Por: Agencia AFP.   17 abril
Esta versión cuenta con nuevos espejos con luz direccional, faros delanteros y de niebla, aros de 15 pulgadas en aluminio y una atractiva parrilla, característica de la marca. Foto: cortesía Ford.

Los grupos internacionales que esta semana participan en el Salón del Automóvil de Shangái intentan resistir al freno del mercado chino de automóviles, el más importante del mundo, ampliando sus gamas, desarrollando vehículos eléctricos o relocalizando sus centros de investigación en China.

En el gigante asiático, las marcas extranjeras están perdiendo su supremacía en detrimento de marcas chinas, que dominan segmentos clave como los de los 4x4 urbanos (SUV) o el de los autos eléctricos, en plena expansión.

“Los constructores internacionales han empezado a reaccionar” frente a los grupos chinos que ofrecen productos mejor adaptados y a bajo coste, apunta Xavier Mosquet, un experto de la consultora BCG.

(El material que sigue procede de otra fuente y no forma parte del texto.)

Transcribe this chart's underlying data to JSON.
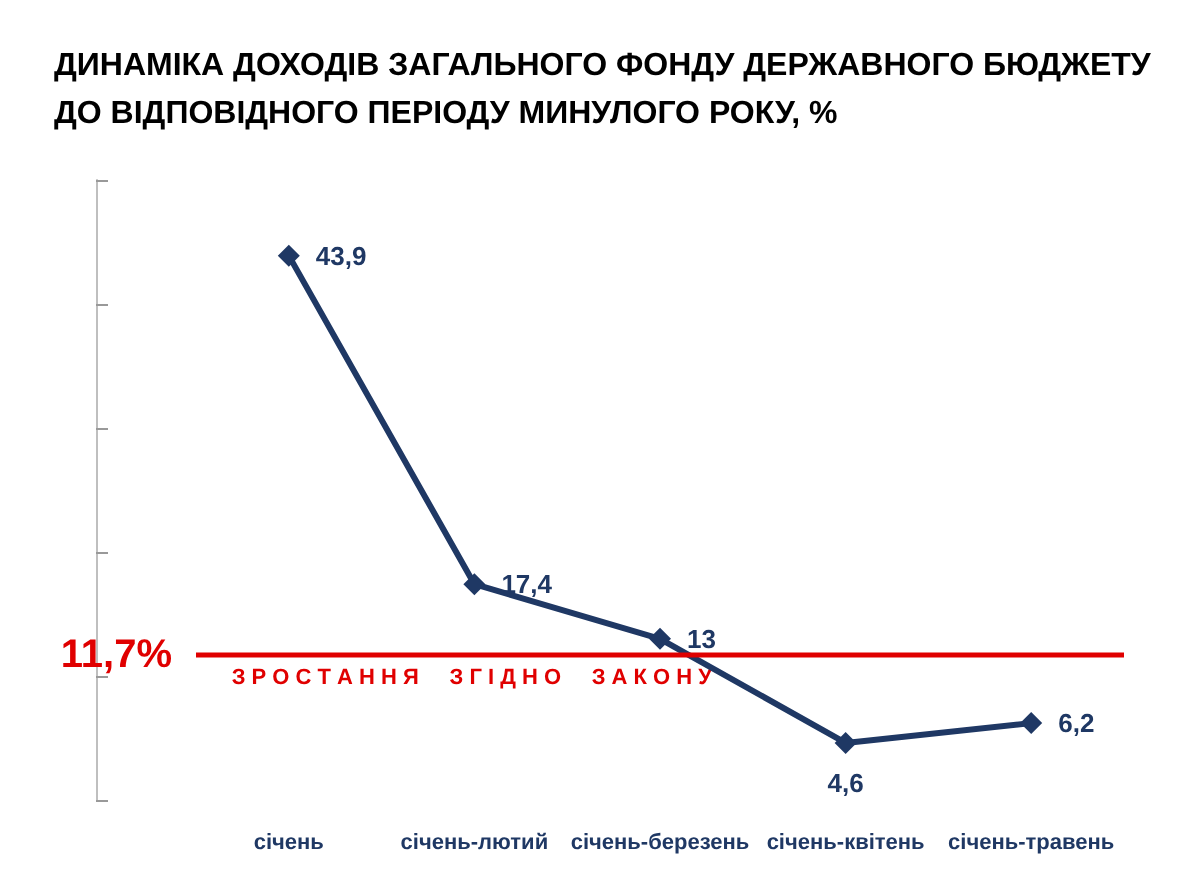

El estadounidense Ford, cuyas ventas en China cayeron un 37% el año pasado, lanzará en los próximos tres años 30 modeles nuevos. Su rival General Motors prevé por su parte veinte modelos nuevos.

Al mismo tiempo todos los fabricantes apuestan por los vehículos eléctricos, cuyas ventas se han disparado gracias a las subvenciones públicas y las estrictas cuotas de producción que impone el gobierno.

Renault, que por primera entra en el mercado chino, presentó en el salón de Shanghái un SUV eléctrico, el K-ZE, un modelo "que todavía no existe" en China, asegura François Provost, el director del grupo francés en el país, aunque reconoce que no es fácil competir en este segmento.

"Cerca de un tercio de los compradores chinos buscan un vehículo básico, muchos de ellos son compradores primerizos", indica Stephan Wöllenstein, director general de Volkswagen China.

En este segmento, la marca alemana acaba de poner en marcha en China su marca "budget" Jetta, y lanzará sus dos primeros SUV este año.

Tecnologías avanzadas

Muchos fabricantes extranjeros apuestan no solo por producir sus vehículos en China sino también en adaptarlos específicamente para el mercado local.

El objetivo es responder mejor a las expectativas de los clientes pero también utilizar el país como "laboratorio" de tecnologías avanzadas, como los motores eléctricos o los vehículos autónomos.

Renault anunció el lunes la apertura de un centro de diseño en Shangái. Una semana antes Ford dijo querer "reforzar" su actividad de investigación y desarrollo en China, con un centro de innovación.

"El mercado chino es tal que ahora hay que aumentar la localización", dijo el martes Makoto Uchida, vicepresidente de Nissan Motor.

BMW anunció la contratación de 1.400 ingenieros chinos en tres plantas, una de ellas dedicada a los vehículos autónomos. Por su parte Volkswagen ya tiene 4.000 ingenieros en sus centros de investigación chinos.

A veces las capacidades de producción son superiores a las ventas, como en el caso de Renault, que fabrica unos 400.000 vehículos pero solo vende la mitad. "Es cierto, pero nuestra ambición para 2022 es de 550.000" vehículos, apunta Provost.

Antes de 2022 China levantará las restricciones que obligan a los fabricantes extranjeros a asociarse con un grupo chino creando coempresas en las que no pueden ser mayoritarios.

BMW ya cerró un acuerdo con su aliado Brilliance para tomar la mayoría (75%) de su filial común.

"Somos bastante optimistas sobre el mercado, creemos que es interesante para nosotros tener inversiones más importantes aquí y una mayor parte de beneficios", explica Nicolas Peter, director financiero del grupo.

Otras compañías, afectadas por el freno de sus ventas, esperan renegociar sus alianzas. Es el caso de la francesa PSA, que considera que su coempresa con Dongfeng “no funciona” y ralentiza la toma de decisiones.